The problem is that by doing so, the moguri that normally accompanies us when we play alone disappears, because the game assumes that some user will join our room … But if that does not happen, you will find yourself playing alone and without the help of the moguri, that is, having to continually carry the chalice.

We imagine that this is normal right now, as the game is not on sale yet and there are hardly any people playing … But the fact that the multiplayer is regional rather than global could complicate the matter. There should be some way to “call” the moguri in case we get sold out. But the most painful thing is undoubtedly the absence of local multiplayer, especially in the case of Nintendo Switch. The GameCube title proposal fits perfectly with the hardware of the hybrid console, and being able to share the Joy-Con with a friend would have been ideal. A real shame.

Lastly, and as the remasters dictate, Final Fantasy Crystal Chronicles Remastered Edition presents audio-visual improvements and small changes to make the game easier. In terms of graphics, we are facing a remastering of the manual, with an increase in the definition of the image and a finish slightly higher than the original game.
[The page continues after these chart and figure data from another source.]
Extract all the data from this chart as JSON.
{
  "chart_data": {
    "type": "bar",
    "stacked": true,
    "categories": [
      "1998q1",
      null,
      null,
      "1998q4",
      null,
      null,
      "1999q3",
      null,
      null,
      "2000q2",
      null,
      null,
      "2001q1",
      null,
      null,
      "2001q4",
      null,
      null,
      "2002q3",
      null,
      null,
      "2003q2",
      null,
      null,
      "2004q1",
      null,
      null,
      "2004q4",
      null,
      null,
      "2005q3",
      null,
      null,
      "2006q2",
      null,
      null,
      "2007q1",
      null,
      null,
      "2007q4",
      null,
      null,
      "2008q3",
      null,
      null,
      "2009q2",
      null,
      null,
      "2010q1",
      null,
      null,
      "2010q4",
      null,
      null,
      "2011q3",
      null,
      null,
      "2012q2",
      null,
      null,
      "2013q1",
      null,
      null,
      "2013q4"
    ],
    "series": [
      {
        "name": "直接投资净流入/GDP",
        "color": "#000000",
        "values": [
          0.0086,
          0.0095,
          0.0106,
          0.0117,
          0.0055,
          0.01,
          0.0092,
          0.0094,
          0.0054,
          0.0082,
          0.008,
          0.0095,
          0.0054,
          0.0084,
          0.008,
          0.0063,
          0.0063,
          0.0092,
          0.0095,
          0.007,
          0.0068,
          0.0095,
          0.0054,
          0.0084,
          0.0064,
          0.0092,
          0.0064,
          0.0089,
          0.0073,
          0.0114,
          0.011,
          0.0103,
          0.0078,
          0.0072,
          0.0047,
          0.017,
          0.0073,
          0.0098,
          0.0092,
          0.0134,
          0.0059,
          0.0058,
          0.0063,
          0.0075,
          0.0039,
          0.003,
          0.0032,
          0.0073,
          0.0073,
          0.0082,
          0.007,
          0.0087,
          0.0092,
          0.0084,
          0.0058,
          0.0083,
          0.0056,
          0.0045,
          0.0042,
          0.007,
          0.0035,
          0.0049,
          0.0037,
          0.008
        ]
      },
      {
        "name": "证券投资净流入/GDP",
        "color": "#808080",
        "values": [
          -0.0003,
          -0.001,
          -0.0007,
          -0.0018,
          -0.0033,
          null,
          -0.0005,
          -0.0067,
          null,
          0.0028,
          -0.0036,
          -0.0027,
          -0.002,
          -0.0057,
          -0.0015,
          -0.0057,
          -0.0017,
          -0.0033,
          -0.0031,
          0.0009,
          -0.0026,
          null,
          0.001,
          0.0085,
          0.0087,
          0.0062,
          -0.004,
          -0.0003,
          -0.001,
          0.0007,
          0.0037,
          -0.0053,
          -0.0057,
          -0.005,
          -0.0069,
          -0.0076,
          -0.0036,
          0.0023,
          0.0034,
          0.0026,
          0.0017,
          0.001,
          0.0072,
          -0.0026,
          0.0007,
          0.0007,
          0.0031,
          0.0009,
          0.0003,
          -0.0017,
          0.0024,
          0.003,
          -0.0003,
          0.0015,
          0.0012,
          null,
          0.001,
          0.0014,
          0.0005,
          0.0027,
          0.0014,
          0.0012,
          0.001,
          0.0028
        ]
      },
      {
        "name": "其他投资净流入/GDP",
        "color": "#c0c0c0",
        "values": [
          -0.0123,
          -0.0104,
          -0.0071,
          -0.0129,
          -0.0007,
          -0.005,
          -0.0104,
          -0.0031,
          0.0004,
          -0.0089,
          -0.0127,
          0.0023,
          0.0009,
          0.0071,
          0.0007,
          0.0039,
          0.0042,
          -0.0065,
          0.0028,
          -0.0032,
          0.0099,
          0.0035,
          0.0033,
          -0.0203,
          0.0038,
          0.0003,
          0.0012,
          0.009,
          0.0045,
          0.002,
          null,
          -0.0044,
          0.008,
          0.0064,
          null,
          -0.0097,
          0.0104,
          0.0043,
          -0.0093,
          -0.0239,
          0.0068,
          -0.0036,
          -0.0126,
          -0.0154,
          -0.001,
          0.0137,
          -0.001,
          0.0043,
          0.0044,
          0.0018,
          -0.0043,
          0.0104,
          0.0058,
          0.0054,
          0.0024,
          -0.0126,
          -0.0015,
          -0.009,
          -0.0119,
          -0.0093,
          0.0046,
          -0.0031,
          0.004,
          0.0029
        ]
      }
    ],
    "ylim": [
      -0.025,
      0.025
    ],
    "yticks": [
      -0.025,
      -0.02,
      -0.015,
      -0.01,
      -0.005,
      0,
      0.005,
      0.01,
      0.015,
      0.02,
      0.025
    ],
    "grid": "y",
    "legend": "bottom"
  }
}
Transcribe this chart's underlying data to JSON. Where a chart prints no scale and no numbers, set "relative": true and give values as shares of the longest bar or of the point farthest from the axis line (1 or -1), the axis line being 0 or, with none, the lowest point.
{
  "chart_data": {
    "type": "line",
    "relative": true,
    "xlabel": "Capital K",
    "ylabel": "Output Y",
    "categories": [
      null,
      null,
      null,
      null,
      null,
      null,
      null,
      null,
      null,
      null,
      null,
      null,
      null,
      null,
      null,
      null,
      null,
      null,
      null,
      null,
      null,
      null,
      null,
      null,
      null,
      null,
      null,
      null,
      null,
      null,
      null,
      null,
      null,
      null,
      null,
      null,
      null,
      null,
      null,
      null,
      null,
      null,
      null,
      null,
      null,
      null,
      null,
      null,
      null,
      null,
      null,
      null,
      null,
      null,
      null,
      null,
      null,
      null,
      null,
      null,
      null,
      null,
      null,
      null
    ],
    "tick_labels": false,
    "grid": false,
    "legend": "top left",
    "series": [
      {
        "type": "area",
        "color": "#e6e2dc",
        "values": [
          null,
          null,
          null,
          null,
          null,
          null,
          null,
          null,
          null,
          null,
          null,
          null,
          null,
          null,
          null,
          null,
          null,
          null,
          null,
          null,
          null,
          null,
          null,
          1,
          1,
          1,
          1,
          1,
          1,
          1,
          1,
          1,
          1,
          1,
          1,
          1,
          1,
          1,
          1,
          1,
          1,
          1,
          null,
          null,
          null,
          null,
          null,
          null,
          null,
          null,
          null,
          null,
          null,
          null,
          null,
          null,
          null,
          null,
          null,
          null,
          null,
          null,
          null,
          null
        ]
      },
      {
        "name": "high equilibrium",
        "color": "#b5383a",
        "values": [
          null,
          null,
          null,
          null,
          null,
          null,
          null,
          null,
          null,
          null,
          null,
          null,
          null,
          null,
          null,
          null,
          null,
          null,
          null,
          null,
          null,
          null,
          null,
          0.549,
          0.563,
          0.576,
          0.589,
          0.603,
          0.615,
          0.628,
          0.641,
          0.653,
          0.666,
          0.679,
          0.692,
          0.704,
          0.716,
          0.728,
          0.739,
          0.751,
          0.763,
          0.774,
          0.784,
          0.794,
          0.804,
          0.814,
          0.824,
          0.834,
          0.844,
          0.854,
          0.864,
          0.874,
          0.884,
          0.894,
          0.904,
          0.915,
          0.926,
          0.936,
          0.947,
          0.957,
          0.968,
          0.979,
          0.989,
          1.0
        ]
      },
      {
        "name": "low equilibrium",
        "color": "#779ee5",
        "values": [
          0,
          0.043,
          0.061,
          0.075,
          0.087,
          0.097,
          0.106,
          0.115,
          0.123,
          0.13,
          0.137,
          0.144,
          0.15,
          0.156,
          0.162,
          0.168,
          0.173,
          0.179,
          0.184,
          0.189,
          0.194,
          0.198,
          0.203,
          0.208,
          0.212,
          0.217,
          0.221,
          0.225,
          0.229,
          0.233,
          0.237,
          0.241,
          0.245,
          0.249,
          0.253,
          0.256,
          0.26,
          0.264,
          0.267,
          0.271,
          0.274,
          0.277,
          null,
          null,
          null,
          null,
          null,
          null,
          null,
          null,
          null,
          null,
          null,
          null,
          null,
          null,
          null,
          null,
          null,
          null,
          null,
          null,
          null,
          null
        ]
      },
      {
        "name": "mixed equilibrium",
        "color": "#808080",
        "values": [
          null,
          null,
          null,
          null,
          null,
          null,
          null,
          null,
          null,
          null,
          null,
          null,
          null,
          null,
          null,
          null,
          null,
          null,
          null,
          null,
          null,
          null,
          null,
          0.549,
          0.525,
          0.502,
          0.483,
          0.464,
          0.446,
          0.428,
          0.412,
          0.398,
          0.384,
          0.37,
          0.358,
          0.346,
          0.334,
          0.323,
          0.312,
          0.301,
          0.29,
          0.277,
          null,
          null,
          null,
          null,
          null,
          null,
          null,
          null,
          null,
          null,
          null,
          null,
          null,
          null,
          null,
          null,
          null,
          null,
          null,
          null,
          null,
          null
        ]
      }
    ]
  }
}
The sound section is somewhat more worked, and we find completely new melodies composed by Kumi Tanioka (composer of the original game), the main musical themes (Sound of the Wind and Starry Moonlit Night) sung and dialogues dubbed in English.

A unique adventure within the Final Fantasy universe that extols its virtues when playing in company. All changes and additions are welcome, although the playable core is weighed by the years and the online options are not quite convincing. Fortunately, it still retains its charm.